L’un des aspects les plus intéressants des travaux de Roberts, amplement illustré ici, est son raisonnement en termes de traditions politiques pour appréhender et comprendre l’organisation politique et sociale de l’Algérie.
Son observation et sa démonstration d’une « tradition du self-government communautaire de la société des campagnes algériennes » et sa mise en exergue de l’importance des « traditions de pensées et d’expression des lettrés et des non lettrés » sont des éléments caractéristiques de ses recherches.
Depuis ses premiers travaux, nés d’observations sur le terrain, Roberts décortique « les modèles appliqués en anthropologie politique pour observer et analyser le fonctionnement du système des campagnes algériennes ». Dans les articles réunis ici, il examine entre autres les thèses des deux grands sociologues Gellner et Bourdieu et leur influence sur l’analyse de l’histoire politique et sociale de l’Algérie faites par d’autres ensuite.
En faisant le constat des thèses de Gellner et Bourdieu sur l’organisation politique berbère, celle de la Kabylie en particulier, il démontre le réductionnisme de la sociologie structuraliste, et de la thèse segmentariste.
Roberts revient également sur les routes prises par d’autres spécialistes, comme au sujet de la jema‘a « où l’on a fait croire que c’est une tradition exclusivement kabyle, alors que c’est une tradition que l’on rencontre à travers le pays et même ailleurs », ou certains traitements de la question du « déni identitaire » qui ne prennent pas en compte « qu’il y a eu une évolution patente dans la pratique aussi bien que dans le discours de l’État algérien depuis vingt ans ».

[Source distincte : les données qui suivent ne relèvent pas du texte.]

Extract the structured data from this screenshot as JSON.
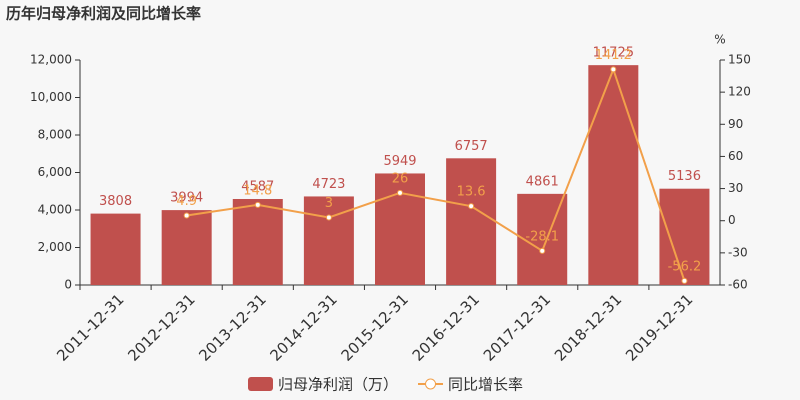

La somme de ces articles constitue une longue réflexion sur deux éléments dominants des analyses d’observateurs, étrangers et algériens, de la structure et de la vie politique algérienne : le rôle des liens de parenté (la généalogie et les liens du sang) et les alliances. Ces aspects souvent présentés comme les deux éléments clés, garants de cohésion sociale et politique, ont intéressé et continuent d’informer les lectures des sociologues politiques et anthropologues qui s’intéressent à l’Algérie.
Ce que Roberts démontre et la thèse qu’il avance depuis les années 70 est que les liens de sangs et les alliances n’expliquent pas la cohésion politique et sociale en Algérie mais qu’il existe « d’autres principes pour garantir la cohésion que la parenté et l’alliance ». Pour Roberts, ces autres principes sont de nature politique, un facteur fondamental dans l’organisation sociale.
Le mouvement de l’opposition et « la faiblesse de l’aile civile de l’élite politique nationale », la crise démocratique en Algérie, l’opacité du système politique, et la question Kabyle, sont les autres grands thèmes en discussion dans cette collection. Des analyses offertes pour informer l’opinion internationale, et qui se veulent aussi « une contribution aux réflexions des acteurs algériens ».
Analyser la structure d’une société, en dégager les principes selon lesquels elle s’est formée et les structures sur lesquelles elle s’est construite n’est pas qu’un exercice intellectuel. Ce type d’analyses rigoureuses constitue un moyen raisonné de comprendre le cheminement d’une construction politique, et de permettre de « s’émanciper de sa mémoire » pour mieux construire.
Cette collection d’essais s’ouvre sur « les prémisses historiques d’une libération inachevée » et se termine sur la « philosophie des réformes » des années 20 à nos jours, et chez les précurseurs comme Ibnou Zakri, né en 1853. Une réflexion sur le mouvement réformiste algérien à méditer.
« Algérie-Kabylie » de Hugh Roberts, Barzakh, 2014, pp 331.